Dit is persoonlijke voorkeur. Ik ben een improviserend schrijver, anderen plannen alles van te voren. Maar als je enigszins bent zoals ik, zal het voor jou ook niet werken.
En hier is de reden. Het belangrijkste van een verhaal is dat het spannend en leuk is om te lezen. Het belangrijkste is niet dat de uiteindelijke oplossing ongelofelijk goed in elkaar zat, dat staat op de tweede plek.
Door niet alles van te voren uit te denken, kan ik per hoofdstuk kijken: “Wat voor spannends kan ik nu laten gebeuren? Wat is de meeste interessante keuze die mijn detective nu kan maken? Kan ik een nieuwe hint verzinnen die alles opschudt?”
Ik geef de voorkeur aan elk hoofdstuk cliffhangers en belangrijke wendingen geven. Pas terwijl ik schrijf, naarmate meer hoofdstukken afkomen, knoop ik langzaam de eindjes aan elkaar.
Ik zeg niet dat het makkelijk is. Ik schrijf vaak vijf hoofdstukken, om vervolgens twee dagen niks te doen, terwijl ik in de “think tank” zit en probeer alle puzzelstukjes in elkaar te leggen.
Maar als jouw hoofd ook op die manier werkt, houdt van improviseren en niet van planning/structuur/van tevoren alles weten, zou ik dit aanraden.
Bedenk elke scene het leukste dat je kunt bedenken. Schrijf in een apart bestand alles op dat je hebt verzonnen, en eventuele losse eindjes of openstaande problemen. Eens in de zoveel tijd bekijk je dat bestand en probeert wat problemen op te lossen.
De beste verhalen komen niet als je jouw eerste of tweede idee pakt. Ze komen als je jezelf dwingt om de eerste tien ideeën weg te gooien, omdat ze niet passen op wat je tot nog toe allemaal hebt verzonnen, en te accepteren wat daarna komt.
Nogmaals, op deze manier schrijven levert veel onzekerheid en risico. Daar moet je comfortabel mee zijn. Het helpt mij om ondertussen andere boeken te lezen of andere series te kijken, dan zie je altijd wel een paar slimme trucjes die zij gebruiken en je raakt geïnspireerd.
Les 2: spanning komt van of de lezer gelijk heeft
Een detective bestaat vooral uit scenes waarin je bewijs bekijkt, locaties bezoekt, mensen ondervraagt, de innerlijke dialoog van de detective meekrijgt. Dat is niet per se wat je een spannende actiefilm zou noemen.

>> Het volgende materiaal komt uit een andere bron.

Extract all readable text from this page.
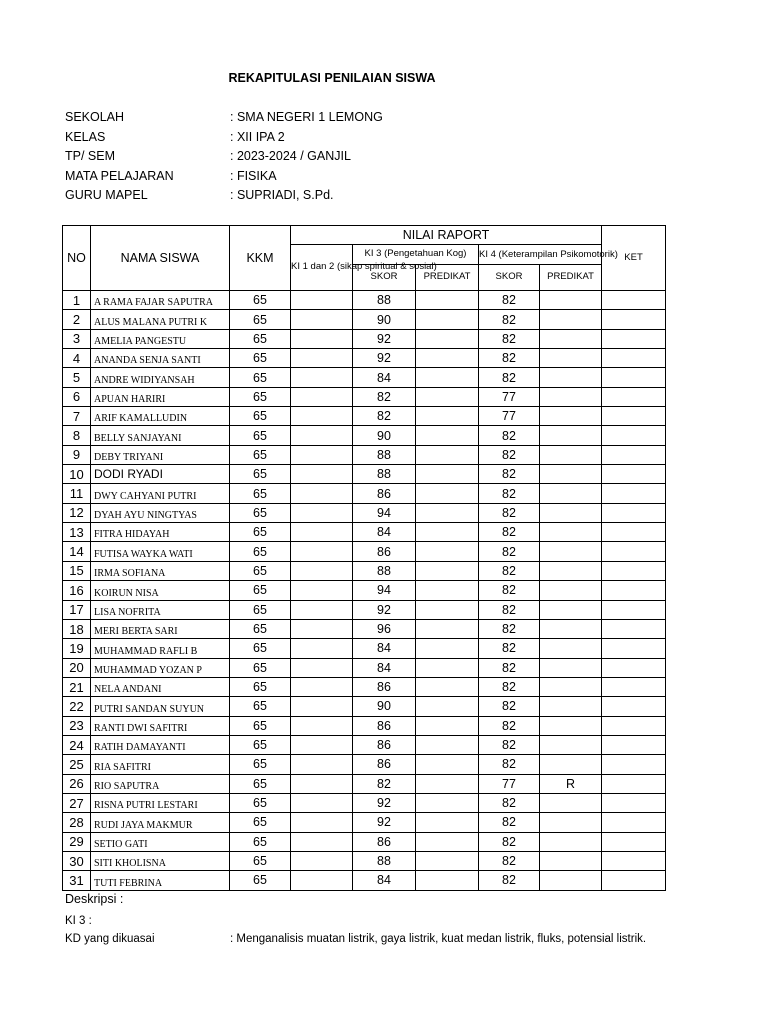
REKAPITULASI PENILAIAN SISWA
SEKOLAH	: SMA NEGERI 1 LEMONG
KELAS	: XII IPA 2
TP/ SEM	: 2023-2024 / GANJIL
MATA PELAJARAN	: FISIKA
GURU MAPEL	: SUPRIADI, S.Pd.
NO	NAMA SISWA	KKM	NILAI RAPORT					KET
			KI 1 dan 2 (sikap spiritual & sosial)	KI 3 (Pengetahuan Kog)		KI 4 (Keterampilan Psikomotorik)		
				SKOR	PREDIKAT	SKOR	PREDIKAT	
1	A RAMA FAJAR SAPUTRA	65		88		82		
2	ALUS MALANA PUTRI K	65		90		82		
3	AMELIA PANGESTU	65		92		82		
4	ANANDA SENJA SANTI	65		92		82		
5	ANDRE WIDIYANSAH	65		84		82		
6	APUAN HARIRI	65		82		77		
7	ARIF KAMALLUDIN	65		82		77		
8	BELLY SANJAYANI	65		90		82		
9	DEBY TRIYANI	65		88		82		
10	DODI RYADI	65		88		82		
11	DWY CAHYANI PUTRI	65		86		82		
12	DYAH AYU NINGTYAS	65		94		82		
13	FITRA HIDAYAH	65		84		82		
14	FUTISA WAYKA WATI	65		86		82		
15	IRMA SOFIANA	65		88		82		
16	KOIRUN NISA	65		94		82		
17	LISA NOFRITA	65		92		82		
18	MERI BERTA SARI	65		96		82		
19	MUHAMMAD RAFLI B	65		84		82		
20	MUHAMMAD YOZAN P	65		84		82		
21	NELA ANDANI	65		86		82		
22	PUTRI SANDAN SUYUN	65		90		82		
23	RANTI DWI SAFITRI	65		86		82		
24	RATIH DAMAYANTI	65		86		82		
25	RIA SAFITRI	65		86		82		
26	RIO SAPUTRA	65		82		77	R	
27	RISNA PUTRI LESTARI	65		92		82		
28	RUDI JAYA MAKMUR	65		92		82		
29	SETIO GATI	65		86		82		
30	SITI KHOLISNA	65		88		82		
31	TUTI FEBRINA	65		84		82		
Deskripsi :
KI 3 :
KD yang dikuasai	: Menganalisis muatan listrik, gaya listrik, kuat medan listrik, fluks, potensial listrik.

Dus waar komt de spanning vandaan?
Het hele idee zulke verhalen is dat je als lezer probeert uit te vogelen, samen met de detective, wat er is gebeurd. Dus terwijl je leest heb je constant theorieën, ideeën, hoofdverdachten. (Dat zijn veel trema’s in een zin.)
Elke scene is de mogelijkheid dat jouw theorie wordt bevestigd, of je wereld juist door elkaar wordt geschud. Dáár komt, in mijn ogen, de spanning vandaan bij detectives.

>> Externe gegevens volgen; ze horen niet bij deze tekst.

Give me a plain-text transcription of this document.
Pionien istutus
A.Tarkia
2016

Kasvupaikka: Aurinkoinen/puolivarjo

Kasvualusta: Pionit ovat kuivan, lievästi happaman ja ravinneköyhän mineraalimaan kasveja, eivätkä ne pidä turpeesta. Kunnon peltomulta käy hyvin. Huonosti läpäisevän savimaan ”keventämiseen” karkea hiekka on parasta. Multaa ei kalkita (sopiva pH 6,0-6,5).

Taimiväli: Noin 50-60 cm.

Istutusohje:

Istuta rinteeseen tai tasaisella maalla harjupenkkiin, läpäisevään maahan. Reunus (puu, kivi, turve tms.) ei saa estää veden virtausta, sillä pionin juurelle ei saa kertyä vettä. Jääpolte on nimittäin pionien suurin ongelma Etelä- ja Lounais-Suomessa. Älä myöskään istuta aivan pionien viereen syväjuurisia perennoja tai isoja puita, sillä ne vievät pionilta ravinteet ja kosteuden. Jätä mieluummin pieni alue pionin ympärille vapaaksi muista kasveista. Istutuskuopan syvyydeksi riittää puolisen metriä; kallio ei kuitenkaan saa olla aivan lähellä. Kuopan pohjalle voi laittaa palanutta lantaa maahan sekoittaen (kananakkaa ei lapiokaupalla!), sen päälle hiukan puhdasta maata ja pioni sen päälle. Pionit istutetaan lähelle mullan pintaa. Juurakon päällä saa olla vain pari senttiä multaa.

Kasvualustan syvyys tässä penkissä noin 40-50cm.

Dus je moet eigenlijk constant inzoomen op een paar dingen. Eén of twee personages subtiel het meest verdacht maken. Gokken welke theorieën de gemiddelde lezer nu zou kunnen hebben.
En als je dat een paar hoofdstukken hebt gedaan, trek je het kleed onder hun voeten uit en geeft hele duidelijke hints dat dat allemaal niet klopt en ze iets anders over het hoofd hebben gezien.
Dit herhaal je eigenlijk tot het einde. Op dat punt zijn er zoveel clues, zoveel bewijs, zoveel dingen afgestreept, dat met een paar laatste logische stappen je het antwoord vindt.
Maar je kan toch best actiescenes hebben? Natuurlijk, maar ze zullen spaarzaam zijn. Het is prima om je detective in een eng verlaten huis op zoek te laten gaan naar sporen. Of om je detective te laten vluchten omdat de moordenaar op hen afkomt. Maar je schrijft een detective, geen actie/avontuur, dus dit is niet de hoofdoorzaak van spanning.
Les 3: de oplossing is altijd simpel, de wereld is moeilijk
De meeste zaken hebben een simpele oplossing. Iemand was boos, die heeft eten vergiftigd, dood. Iemand was bestolen, heeft een wapen gepakt en de dief opgezocht, dood.
Maar dat de uitkomst simpel is, betekent niet dat de weg ernaartoe simpel is. Dat is nou juist waaruit zo’n boek bestaat.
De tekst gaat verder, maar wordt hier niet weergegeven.